Nothing is confirmed yet on the success of the launch itself, so the usual caveat applies. This is still a test, and with Starship, tests have a habit of reminding everyone that scale does not equal certainty.

At 124 metres tall, the latest stack is described as the tallest rocket now flying, and slightly taller than its predecessor. It is also far more ambitious in what it is trying to do.

The redesign includes a larger fuel tank, in orbit refuelling hardware and tougher heat shield tiles, all of which are intended to make repeated deep space flights more realistic rather than merely theatrical.

Musk's Rocket and NASA's Moon Clock

The Artemis programme depends on commercial landers, and the agency's own Artemis III page says the crewed mission is designed to test rendezvous and docking between Orion and one or both private landers from SpaceX and Blue Origin.

The agency lists the launch goal as 2027, while other reporting has suggested the programme could slip later, with SpaceX internally eyeing 2028 for a crewed lunar attempt if the development path stays on course.
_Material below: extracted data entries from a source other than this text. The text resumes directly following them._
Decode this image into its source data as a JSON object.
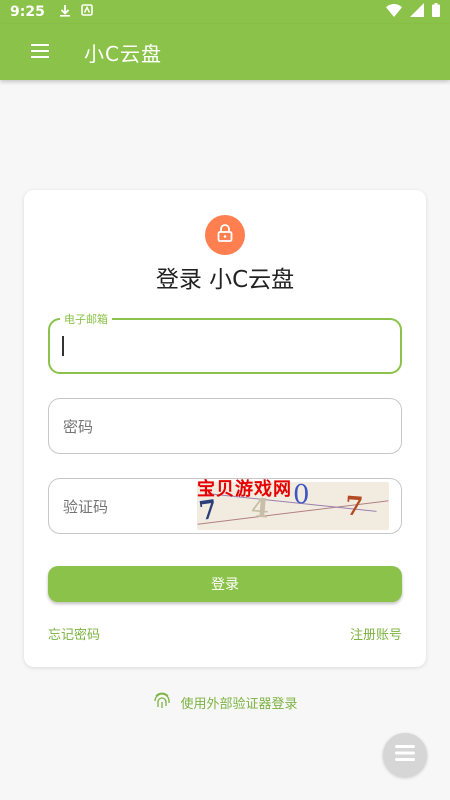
{
  "status_bar": {
    "time": "9:25",
    "left_icons": [
      "download-icon",
      "notification-icon"
    ],
    "right_icons": [
      "wifi-icon",
      "signal-icon",
      "battery-icon"
    ]
  },
  "app_bar": {
    "title": "小C云盘",
    "menu_icon": "menu-icon",
    "background_color": "#8bc34a"
  },
  "login": {
    "heading": "登录 小C云盘",
    "lock_icon": "lock-icon",
    "lock_color": "#ff7f50",
    "email": {
      "label": "电子邮箱",
      "value": ""
    },
    "password": {
      "placeholder": "密码",
      "value": ""
    },
    "captcha": {
      "placeholder": "验证码",
      "value": "",
      "image_text": "7407",
      "watermark": "宝贝游戏网"
    },
    "submit_label": "登录",
    "forgot_password": "忘记密码",
    "register": "注册账号"
  },
  "external_auth": {
    "icon": "fingerprint-icon",
    "label": "使用外部验证器登录"
  },
  "fab": {
    "icon": "menu-icon"
  }
}
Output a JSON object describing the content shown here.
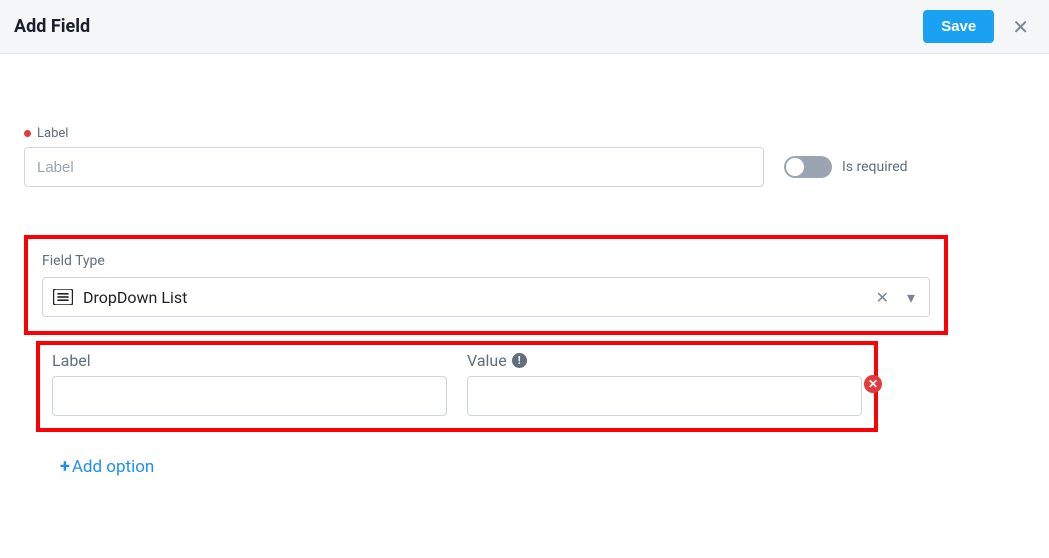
{
  "header": {
    "title": "Add Field",
    "save_label": "Save"
  },
  "label_section": {
    "label_text": "Label",
    "placeholder": "Label",
    "toggle_label": "Is required"
  },
  "field_type": {
    "label": "Field Type",
    "selected": "DropDown List"
  },
  "options": {
    "col_label": "Label",
    "col_value": "Value",
    "row": {
      "label_value": "",
      "value_value": ""
    }
  },
  "add_option_label": "Add option"
}
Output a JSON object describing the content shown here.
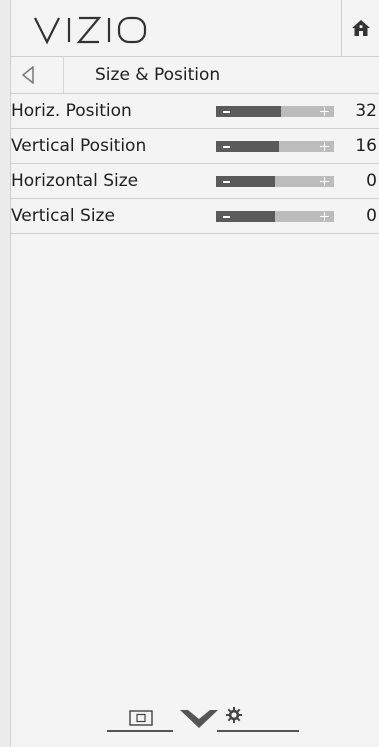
{
  "header": {
    "logo_text": "VIZIO",
    "home_icon": "home-icon"
  },
  "breadcrumb": {
    "back_icon": "back-arrow-icon",
    "title": "Size & Position"
  },
  "settings": [
    {
      "label": "Horiz. Position",
      "value": "32",
      "level": 0.55
    },
    {
      "label": "Vertical Position",
      "value": "16",
      "level": 0.53
    },
    {
      "label": "Horizontal Size",
      "value": "0",
      "level": 0.5
    },
    {
      "label": "Vertical Size",
      "value": "0",
      "level": 0.5
    }
  ],
  "bottom_nav": {
    "icons": [
      "picture-icon",
      "vizio-v-icon",
      "gear-icon"
    ]
  },
  "colors": {
    "panel_bg": "#f4f4f4",
    "slider_fill": "#5a5a5a",
    "slider_track": "#bcbcbc"
  }
}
In other words, the clock is not just ticking; it is practically shouting.

That is why the upcoming test carries so much weight. Starship is not just a bigger rocket for the sake of being a bigger rocket. It is the vehicle NASA is trying to turn into a lunar workhorse, while Musk's own long-term ambitions stretch far beyond the moon.

The system is split into the Super Heavy booster and the Starship upper stage, a pairing that is designed to be reusable and refuellable, and eventually capable of carrying cargo and crew to destinations much farther away than low Earth orbit.

The numbers are eye-watering even by SpaceX standards. The full stack can generate 75,000 kilonewtons of thrust, nearly double NASA's Space Launch System, while Alistair John, a University of Sheffield academic, has been cited in social media and related coverage as calculating that peak power would exceed the output of Germany's entire electricity grid.

There is also a practical side to all this engineering theatre. SpaceX has been stripping weight, enlarging surfaces and refining guidance systems, including reducing the number of grid fins on the booster from four to three while making them larger.

The upper stage, meanwhile, is built around fuel transfer and survival through re-entry, the two things that will matter most if Musk's promise of lunar and eventually Martian operations is ever to move from keynote language into routine practice.

Ambition and Risk

It is easy to get lost in the spectacle, and SpaceX knows it. The company has made a career out of making the impossible look merely difficult, until the public starts to forget the difference. But NASA's reliance on this rocket also means the agency is tied to SpaceX's learning curve, which has not always been gentle.

Earlier programme has pointed to schedule pressure around Artemis III and the need for orbital refuelling demonstrations before any crewed lunar landing can happen.

Musk, as ever, is selling scale, speed and destiny. NASA, more cautiously, is buying time. The next launch will show whether Starship V3 is finally ready to stop being the future and start behaving like hardware.